Letting go of love

CHETAN BHAGAT is perhaps best known for his 2004 book, Five Point Someone, that popular 2009 Hindi movie, 3 Idiots, is based on.

For his eighth novel, The Girl in Room 105, the Indian author gave readers an added dimension to his tale with a ‘book trailer’ when he revealed the book title and cover in September last year.

The trailer shows Bollywood actor Vikrant Massey as Keshav Rajpurohit, the book’s protagonist, telling the viewer that he hates his job, and that after four years, he still can’t get over his ex-girlfriend, Zara Lone.

Rather than choosing to move on, he would drown his long-extended sorrows in alcohol, and call, text, and even stalk her social media – until one night on Zara’s birthday, when he received a text asking to meet in her university hostel room 105.

But after he climbs the mango tree outside her bedroom window in the female-only student accommodation, he finds a tragic scene that puts him on a path of gaining closure.

This is not a typical love story, but one that Bhagat calls an ‘unlove’ story. Straying from the usual subject of romance, The Girl in Room 105 instead becomes a murder-mystery thriller, a first for him in the genre.

“A lot of times, people fall in love but we also live in the unfollow, unlike, unfriend times,” says Bhagat about the meaning of ‘unlove,’ in a recent interview.

“It’s not that easy to ‘unlove’. ‘Unlove’ is a process. It’s not something you decide. You can unfollow a person on Instagram or you can unfriend a person on Facebook quietly, but if you’re in love with someone, then unloving them can take a very long time.”

The Girl in Room 105 also attempts to touch on topics like the Kashmir conflict, by making Zara a Muslim character from the contested region, and Keshav a Rajasthani Hindu, in the plot where prejudice additionally play a role.

In the book, Keshave inadvertently assumes the role of an amateur detective with some help from Saurabh, his best friend and housemate, who also works in the same exam coaching school.

“It’s like desi Sherlock Holmes,” says Bhagat.

There are chapters where Bhagat writes himself into the story, where he meets Keshav onboard a flight, with Keshav telling his ‘unlove’ tale to him the author.

While the interaction in the book is still fiction, he says that incidents like that happen to him all the time, and that he is usually collectively inspired by fans who “talk to me about their lives and things like that”.

According to The 3 Mistakes of My Life and 2 States author – both of which have also been adapted into films – this latest book still has relatability to his fans because the characters are centred around everyday folk.

“They’re not like professional detectives. They’re just normal regular job people who get involved in solving a murder.

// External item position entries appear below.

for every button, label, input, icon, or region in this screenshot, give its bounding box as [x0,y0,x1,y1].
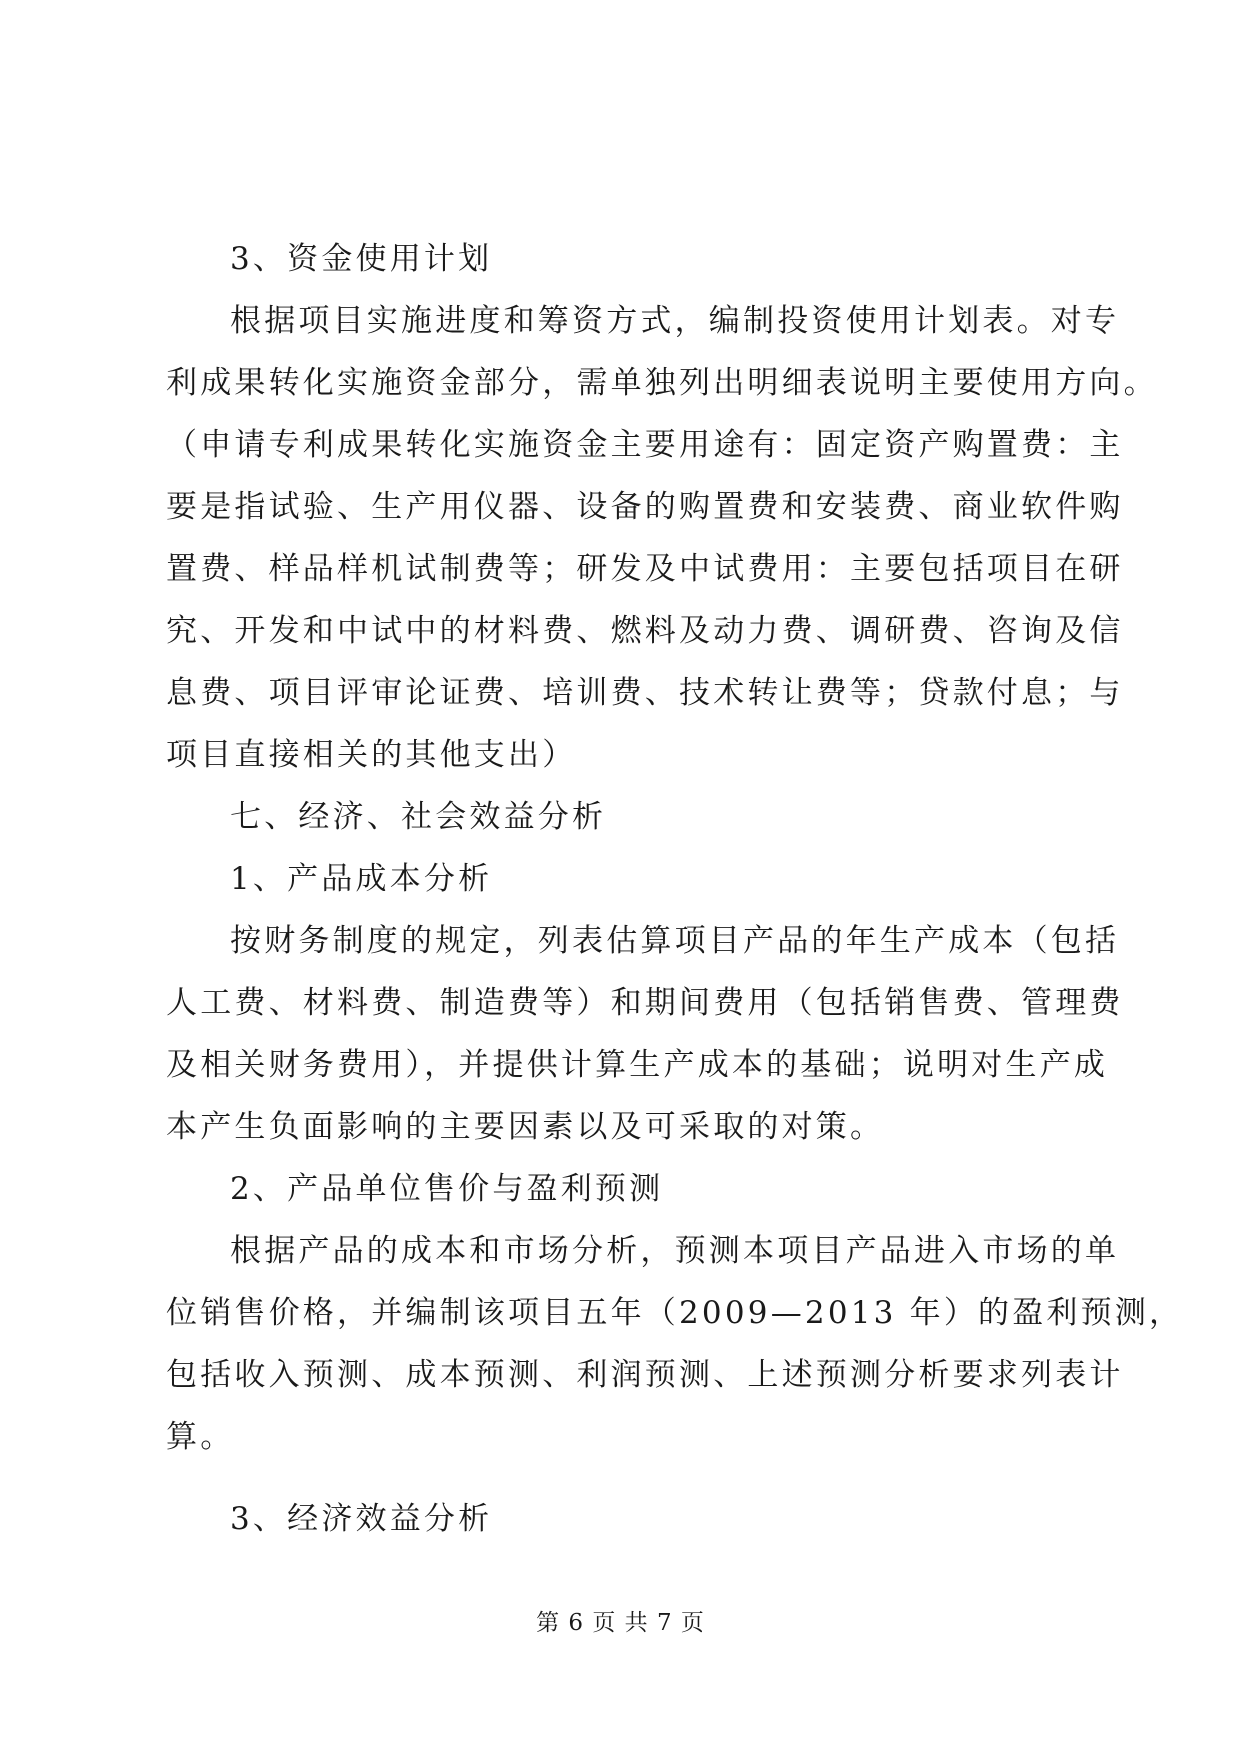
paragraph-line: 要是指试验、生产用仪器、设备的购置费和安装费、商业软件购 [166,489,1124,525]
section-heading: 2、产品单位售价与盈利预测 [230,1171,664,1207]
paragraph-line: 按财务制度的规定，列表估算项目产品的年生产成本（包括 [230,923,1120,959]
paragraph-line: 本产生负面影响的主要因素以及可采取的对策。 [166,1109,885,1145]
paragraph-line: 置费、样品样机试制费等；研发及中试费用：主要包括项目在研 [166,551,1124,587]
section-funding-plan [166,228,1158,786]
page-number-footer: 第 6 页 共 7 页 [536,1610,705,1636]
paragraph-line: 根据产品的成本和市场分析，预测本项目产品进入市场的单 [230,1233,1120,1269]
section-heading: 3、资金使用计划 [230,241,493,277]
paragraph-line: 根据项目实施进度和筹资方式，编制投资使用计划表。对专 [230,303,1120,339]
paragraph-line: 及相关财务费用），并提供计算生产成本的基础；说明对生产成 [166,1047,1109,1083]
paragraph-line: 人工费、材料费、制造费等）和期间费用（包括销售费、管理费 [166,985,1124,1021]
section-heading: 1、产品成本分析 [230,861,493,897]
paragraph-line: 息费、项目评审论证费、培训费、技术转让费等；贷款付息；与 [166,675,1124,711]
paragraph-line: 位销售价格，并编制该项目五年（2009—2013 年）的盈利预测， [166,1295,1184,1331]
section-price-profit [166,1158,1184,1468]
paragraph-line: 算。 [166,1419,235,1455]
paragraph-line: （申请专利成果转化实施资金主要用途有：固定资产购置费：主 [166,427,1124,463]
paragraph-line: 利成果转化实施资金部分，需单独列出明细表说明主要使用方向。 [166,365,1158,401]
paragraph-line: 究、开发和中试中的材料费、燃料及动力费、调研费、咨询及信 [166,613,1124,649]
section-heading: 七、经济、社会效益分析 [230,799,607,835]
section-benefit-analysis [166,786,1078,848]
paragraph-spacer [166,1468,1078,1488]
section-heading: 3、经济效益分析 [230,1501,493,1537]
document-body [166,228,1184,1550]
paragraph-line: 包括收入预测、成本预测、利润预测、上述预测分析要求列表计 [166,1357,1124,1393]
section-cost-analysis [166,848,1124,1158]
paragraph-line: 项目直接相关的其他支出） [166,737,577,773]
section-economic-benefit [166,1488,1078,1550]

“It is a murder mystery but it’s not a full hardcore forensic investigation kind of murder mystery. It’s a ‘light’ murder mystery. It has a lot of comedy. It has got a love story in there because of [the] backstory.”

Directed by Mohit Suri (the same person who directed another Bhagat book-to-film adaptation, Half Girlfriend), Bhagat says this book trailer is intended to pull, particularly, younger readers back to the printed word.

“I’ve been writing for 15 years, and I write for younger people,” he says. “Nowadays, everybody’s addicted to their phones, and I think everybody watches a lot of video content, so books are suffering.

“I had to bring people back to books, so I thought why not make a video which is about a book ... so I made a one-minute trailer, that leaves you wondering what happened – and for that, you got to pick up the book.”

When asked whether The Girl in Room 105 will also be made into a film, Bhagat says that the book promo is “a proper Bollywood trailer”, but it is only for his novel, and that Massey might not even play Keshave should there even be a movie.

He says: “We might consider doing a film adaptation but the trailer doesn’t [hint] at that ... we have not even gone down that road yet.

“What’s for certain, however, is Keshav’s road to unloving.”

As Bhagat puts it about his first thriller, “I wanted to write a story about that because we are living in times where people have like break-offs, and you know, we don’t discuss the process of unloving enough”.

He adds: “The story is not just about him solving a murder but also him coming to terms with himself and trying to get over this person.”